[Tutor] Fastest find in 2 2D lists with else statement

Steven D'Aprano steve at pearwood.info
Sat Mar 21 03:06:27 CET 2015


On Fri, Mar 20, 2015 at 08:22:03AM -0400, Kale Good wrote:
> Hello all,
> I'm new to python and a bit of a weekend-warrior programmer (guitar 
> teacher by trade), so there are plenty of computer sciencey concepts 
> that I haven't grasped yet, and I think I'm bumping up against those now.
> 
> Read from separate csv files, I have something like
> 
>     a=[['bass',9],['eagle',36],['human',68]]
>     b=[['bass','fish'],['eagle','bird'],['dog',land']]
>     c=[[1,'fish','water'],[2, 'mammal','land'],[3,'bird','air']]

What do the numbers 9, 36, 68 in "a" list mean?

If I'm reading "b" correctly, you say a bass is a fish, an eagle is a 
bird, and a dog is a land.

What do the numbers 1, 2, 3 in "c" list mean?


> What I want is to return where each animal lives. What I've been able to 
> glisten from the manuals and stack overflow is:

Let's start by writing in English how you would do this. My guess is:

For each animal:
    find out what kind of animal it is;
    then look up where that kind of animal lives.


This tells you that the most natural sort of information you want is a 
list of animals:

# [...] is used for lists
animals = ["bass", "eagle", "human", "spider", "salmon"]

plus a dict that associates each animal with its kind:


# {...} is used for dicts
kinds = {"bass": "fish",
         "eagle": "bird",
         "human": "mammal",
         "spider": "arachnid",
         "salmon": "fish",
         }

plus a second dict that maps each kind to a location:

locations = {"fish": "water",
             "bird": "air",
             "mammal": "land",
             "insect": "land",
             "arachnid": "land",
             "mollusk": "water",
             }

Then your code becomes trivially easy!

for animal in animals:
    kind = kinds[animal]
    print(animal, "lives in or on", locations[kind])
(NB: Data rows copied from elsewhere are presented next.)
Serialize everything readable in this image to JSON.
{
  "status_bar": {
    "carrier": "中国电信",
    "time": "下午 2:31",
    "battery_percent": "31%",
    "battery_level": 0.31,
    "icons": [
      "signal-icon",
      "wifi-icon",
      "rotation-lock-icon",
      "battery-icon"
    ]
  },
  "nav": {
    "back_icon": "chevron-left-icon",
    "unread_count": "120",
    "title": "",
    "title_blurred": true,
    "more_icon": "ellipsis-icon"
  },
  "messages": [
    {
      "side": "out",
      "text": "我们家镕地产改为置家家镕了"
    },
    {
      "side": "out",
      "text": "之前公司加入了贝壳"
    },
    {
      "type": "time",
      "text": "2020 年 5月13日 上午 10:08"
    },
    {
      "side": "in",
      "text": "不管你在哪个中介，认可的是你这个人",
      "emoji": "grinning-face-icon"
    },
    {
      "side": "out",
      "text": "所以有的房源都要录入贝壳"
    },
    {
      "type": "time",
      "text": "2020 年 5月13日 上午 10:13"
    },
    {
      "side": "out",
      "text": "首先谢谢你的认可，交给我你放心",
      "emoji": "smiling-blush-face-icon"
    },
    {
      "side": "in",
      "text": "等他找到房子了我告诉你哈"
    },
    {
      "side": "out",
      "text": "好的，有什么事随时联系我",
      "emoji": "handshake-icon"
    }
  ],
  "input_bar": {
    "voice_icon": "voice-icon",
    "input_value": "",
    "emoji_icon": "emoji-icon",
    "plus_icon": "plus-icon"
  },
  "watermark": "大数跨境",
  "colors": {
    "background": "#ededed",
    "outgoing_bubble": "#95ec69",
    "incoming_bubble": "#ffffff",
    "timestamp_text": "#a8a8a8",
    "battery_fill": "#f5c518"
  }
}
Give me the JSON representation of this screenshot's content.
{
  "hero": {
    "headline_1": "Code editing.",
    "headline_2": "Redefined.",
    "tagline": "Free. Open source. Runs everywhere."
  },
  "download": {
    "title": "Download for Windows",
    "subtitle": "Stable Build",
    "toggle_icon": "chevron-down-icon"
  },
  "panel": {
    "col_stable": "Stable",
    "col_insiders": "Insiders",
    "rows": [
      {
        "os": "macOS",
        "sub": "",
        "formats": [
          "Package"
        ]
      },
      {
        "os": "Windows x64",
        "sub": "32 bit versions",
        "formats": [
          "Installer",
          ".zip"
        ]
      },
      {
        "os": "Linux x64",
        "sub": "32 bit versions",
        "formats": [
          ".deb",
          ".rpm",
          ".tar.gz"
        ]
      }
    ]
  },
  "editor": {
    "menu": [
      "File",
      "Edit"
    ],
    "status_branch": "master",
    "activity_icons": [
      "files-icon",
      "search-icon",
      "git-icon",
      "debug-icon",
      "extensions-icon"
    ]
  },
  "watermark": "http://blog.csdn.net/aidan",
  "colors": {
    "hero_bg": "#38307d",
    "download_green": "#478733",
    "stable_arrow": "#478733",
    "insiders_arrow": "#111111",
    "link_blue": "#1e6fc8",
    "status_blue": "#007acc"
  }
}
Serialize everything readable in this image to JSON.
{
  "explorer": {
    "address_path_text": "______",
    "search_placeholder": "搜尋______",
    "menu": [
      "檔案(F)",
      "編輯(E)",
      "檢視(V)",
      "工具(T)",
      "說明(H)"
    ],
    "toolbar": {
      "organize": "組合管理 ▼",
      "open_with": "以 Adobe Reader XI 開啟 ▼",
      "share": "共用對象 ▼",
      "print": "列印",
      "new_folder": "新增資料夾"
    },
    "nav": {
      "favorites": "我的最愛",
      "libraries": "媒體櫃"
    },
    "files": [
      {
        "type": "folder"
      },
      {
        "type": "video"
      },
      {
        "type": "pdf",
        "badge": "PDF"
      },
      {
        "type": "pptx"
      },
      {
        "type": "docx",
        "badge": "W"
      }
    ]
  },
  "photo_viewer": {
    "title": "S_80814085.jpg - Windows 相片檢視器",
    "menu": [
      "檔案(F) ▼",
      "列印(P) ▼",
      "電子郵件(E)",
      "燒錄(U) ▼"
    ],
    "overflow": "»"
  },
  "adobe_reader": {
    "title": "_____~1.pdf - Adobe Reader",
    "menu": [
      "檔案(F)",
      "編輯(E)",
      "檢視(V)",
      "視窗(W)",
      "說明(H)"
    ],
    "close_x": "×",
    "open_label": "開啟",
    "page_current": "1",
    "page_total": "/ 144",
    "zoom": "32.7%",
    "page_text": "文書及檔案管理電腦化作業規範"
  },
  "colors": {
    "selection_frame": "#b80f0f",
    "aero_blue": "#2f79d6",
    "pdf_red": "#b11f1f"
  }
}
The dict lookup kinds[animal] takes care of all the searching for you, 
no need to write a for loop at all.


To handle the case where the animal or kind is unknown:


for animal in animals:
    kind = kinds.get(animal, None)
    if kind is None:
        # Ask the user what sort of kind of animal it is.
        # In Python 2, you MUST use raw_input instead of input!
        kind = input("What kind of animal is '%s'?" % animal)
        kind = kind.strip().lower()
        kinds[animal] = kind
    location = locations.get(kind, None)
    if location is None:
        # Ask the user where this kind of animal lives.
        # In Python 2, you MUST use raw_input instead of input!
        location = input("Where do '%s' animals live?" % kind)
        location = location.strip().lower()
        locations[kind] = location
    print(animal, "lives in or on", location)


Note that direct lookups into a dict are written with square brackets:

    kinds[animal]

but optional lookups with a default value use round brackets 
(parentheses):

    kinds.get(animal, None)  # None is the default.


Also, there's nothing you can write in Python which will be faster than 
looking it up in a dict. If you have concerns about looping over lists 
repeatedly, you are right to worry about speed. But if you can get the 
same data into a dict or two, dict lookups are *blazingly* fast.


Are you able to move your data into the list and dictionary formats 
shown above? The secret to programming successfully is that getting the 
data into the right format is half the battle. Once you have the data in 
the right format, everything else becomes so much simpler.

For example, I might take your "a" list and convert it like this:

a=[['bass',9],['eagle',36],['human',68]]
animals = [sublist[0] for sublist in a]

That extracts out the strings "bass", "eagle" etc. and puts them into a 
list called "animals".


Converting your "b" list to a dict should be even easier:

b=[['bass', 'fish'],['eagle', 'bird'],['dog', 'mammal']]
kinds = dict(b)

Can you work out how to get the locations you need, or do you need more 
help? Feel free to ask any questions you have!